The healthcare systems attracted to these partnerships are seeking a return on their investment and long-term sustainability. They each have meaningful skin in the game and a commitment to develop a new talent pool excited to pursue career opportunities in their system. They are invested in making the partnership pay off.

Improving education, hiring locally, and making a meaningful contribution to workforce development are all consistent with a health system’s community mission. But a market-driven model also has to address critical business and quality-of-care objectives by reducing HR-related costs and boosting capacity for revenue-generating procedures.

Children’s Hospital of Philadelphia, for instance, has identified several metrics that contribute to the return on investment (ROI) from its partnership with Mastery High School. One of them is job churn: Reducing turnover on just 100 jobs saves $4 million in training and recruitment costs. MHHS in Houston likewise projects that reducing turnover 3% will save $3 million.

Boston’s MGB developed a sophisticated ROI model that quantified the system’s proposed commitments to the project against a range of potential benefits, pathway by pathway. It quantified staff time, access to hospital space, direct financial contributions to student post-secondary tuition, etc. Anticipated returns came largely from avoiding the cost of premium-price temporary staffing, reduced training costs, and less turnover. MGB modeled a range of financial scenarios, assuming different levels of temporary labor costs, and found that even in the most conservative scenario, the program yielded more than sufficient returns. That led the finance team to sign off on the investment and get fully behind the effort.

Catalyst required

The collaboration driving these 10 initiatives didn’t emerge in a vacuum. Career-connected learning is a compelling idea: an innovative version of high school that provides students with a better education and employers with a stronger workforce. But it requires multiple parties to come together in a way they normally don’t. The clear catalyst was Bloomberg’s $250 million investment, which brought all actors to the table with the shared objective of proving out the benefits of the model and making it work long term.
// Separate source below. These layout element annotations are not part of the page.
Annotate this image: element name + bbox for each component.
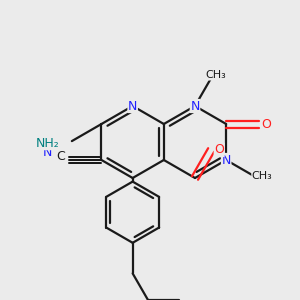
Text: CH₃: CH₃ <box>206 70 226 80</box>
Text: N: N <box>190 100 200 112</box>
Text: O: O <box>214 143 224 156</box>
Text: N: N <box>42 146 52 158</box>
Text: N: N <box>128 100 137 112</box>
Text: N: N <box>221 154 231 166</box>
Text: C: C <box>57 151 65 164</box>
Text: CH₃: CH₃ <box>252 171 273 181</box>
Text: NH₂: NH₂ <box>36 136 60 150</box>
Text: O: O <box>262 118 272 130</box>
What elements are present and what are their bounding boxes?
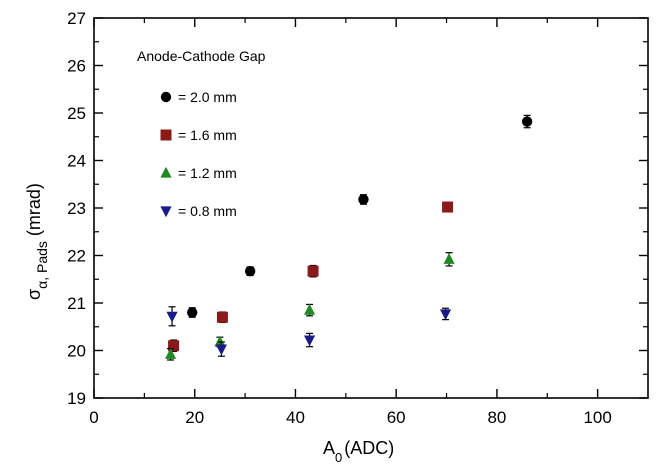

Critically, the money was contingent on the healthcare systems and school districts partnering as equals to co-develop and co-lead a solution. That required identifying in-demand good jobs, deciding on a set of initial pathways, and then co-designing the student experience in each pathway while codifying the resources, staff, and work opportunities to which the health system would commit. It also required clear buy-in and sponsorship from C-suite executives at the health system and school district leadership.

The opportunity Bloomberg catalyzed, however, is far greater than these 10 new partnerships. It will provide inspiration and a shining example of what’s possible through career-connected learning—within and beyond healthcare—for other communities and employers looking to build a better version of high school for their students and a stronger workforce for employers. The success of these new schools—and their deep employer and post-secondary partnerships—will make the benefits more certain and the roadmap more clear. 

The opportunity is compelling, and those leading the charge are brimming with enthusiasm for what they will accomplish. “It's the right thing to do for patients, for our communities, for our children, for our system, for our state,” says Anne Klibanski, MGB president and CEO. “This will dramatically enhance our ability to train, educate, and diversify the next generation of healthcare professionals.”